We had gone a long way on our journey toward the Cape of Good Hope before our new carpenter had repaired the broken bulwark and the various other damages the ship had suffered, and before the rigging was thoroughly restored. Weeks passed, their monotony broken only by the sight of an occasional sail; days piled on end, morning and night, night and morning, until weeks had become months. In the fullness of time we rounded Good Hope, and now swiftly with fair winds, now slowly with foul, we worked up to the equator, then home across the North Atlantic.
On the afternoon of a bright day in the fall, more than a year after we first had set sail, we passed Baker Island and stood up Salem Harbor.
Bleak and bare though they were, the rough, rocky shores were home. To those of us who hailed from Salem, every roof and tree gave welcome after an absence of eighteen months. Already, we knew, reports of our approach would have spread far and wide. Probably a dozen good old captains, sweeping the sea, each with his glass on his "captain's walk," had sighted our topsails while we were hull down and had cried out that Joseph Whidden was home again. Such was the penetration of seafaring men in those good old days when they recognized a ship and its master while as yet they could spy nothing more than topgallantsails.
We could see the people gathering along the shore and lining the wharf and calling and cheering and waving hands. We thought of our comrades whom we had left in far seas; we longed and feared to ask a thousand questions about those at home, of whom we had thought so tenderly and so often.
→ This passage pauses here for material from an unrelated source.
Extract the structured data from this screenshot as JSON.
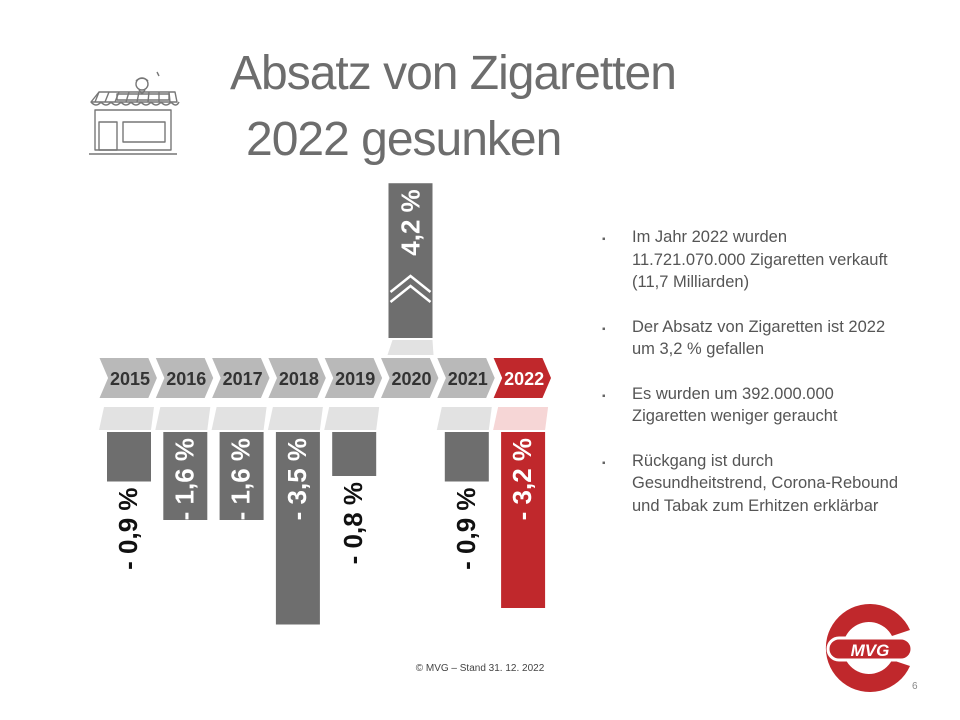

Already boats were putting out to greet us; and now, in the foremost of them, one of the younger Websters stood up. "Mr. Hamlin, ahoy!" he called, seeing Roger on the quarter-deck. "Where is Captain Whidden?"
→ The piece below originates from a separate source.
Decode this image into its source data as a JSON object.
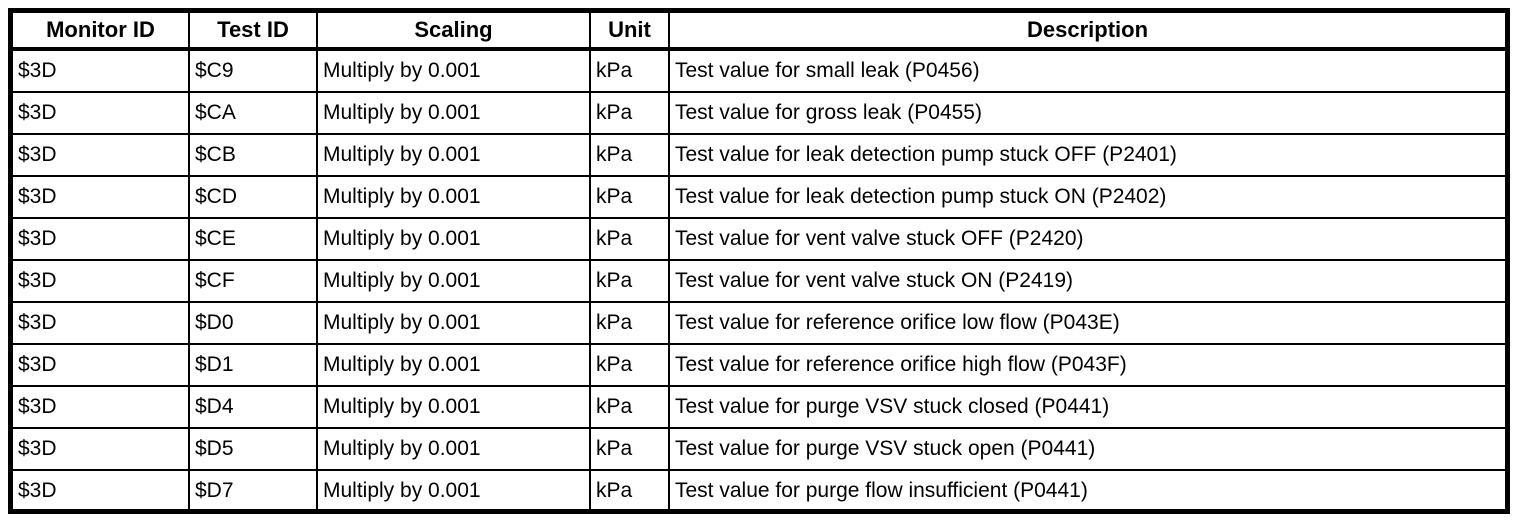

Roger did not answer until the boat had come fairly close under the rail, and meanwhile young Webster stood looking up at him as if more than half expecting bad news.
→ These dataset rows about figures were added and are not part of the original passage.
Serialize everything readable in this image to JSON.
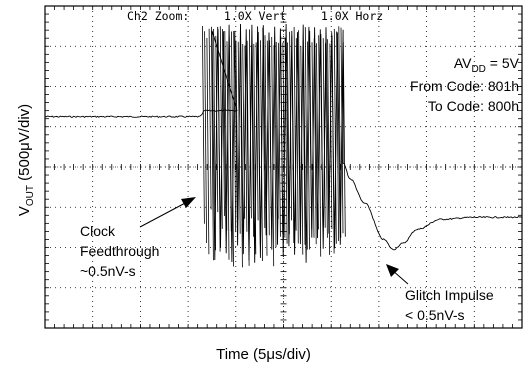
{
  "chart_data": {
    "type": "line",
    "header": "Ch2 Zoom:     1.0X Vert     1.0X Horz",
    "xlabel": "Time (5μs/div)",
    "ylabel": {
      "prefix": "V",
      "sub": "OUT",
      "suffix": " (500μV/div)"
    },
    "grid": true,
    "x_divisions": 10,
    "y_divisions": 8,
    "info": {
      "avdd": {
        "prefix": "AV",
        "sub": "DD",
        "suffix": " = 5V"
      },
      "from_code": "From Code: 801h",
      "to_code": "To Code: 800h"
    },
    "annotations": {
      "clock_feedthrough": [
        "Clock",
        "Feedthrough",
        "~0.5nV-s"
      ],
      "glitch_impulse": [
        "Glitch Impulse",
        "< 0.5nV-s"
      ]
    },
    "series": [
      {
        "x_divisions": [
          0,
          3.2,
          3.25,
          3.35,
          3.9,
          4.05,
          6.25,
          6.4,
          6.7,
          7.1,
          7.3,
          7.5,
          7.8,
          8.3,
          9.0,
          10.0
        ],
        "y_divisions": [
          2.75,
          2.75,
          2.75,
          2.6,
          2.6,
          2.6,
          3.9,
          4.3,
          4.9,
          5.8,
          6.05,
          5.9,
          5.55,
          5.3,
          5.25,
          5.25
        ]
      }
    ]
  }
}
Only when the boat was so near that each could see the other's expression and hear every inflection of the other's voice, did Roger reply.
"He is dead."
"We heard a story," young Webster cried in great excitement, coming briskly aboard. "One Captain Craigie, brig Eve late from Bencoolen, brought it. An appalling tale of murder and mutiny. As he had it, the men mutinied against Mr. Thomas and against Mr. Falk when he assumed command. They seized the ship and killed Mr. Thomas and marooned Mr. Falk, who, while Captain Craigie was thereabouts, hustled a crew of fire-eating Malays and white adventurers and bought a dozen barrels of powder and set sail with a fleet of junks to retake the ship. But that, of course, is stuff and nonsense. Where's Falk?"
"Falk," said Roger with a wry smile, "decided to spend the rest of his days at the Straits."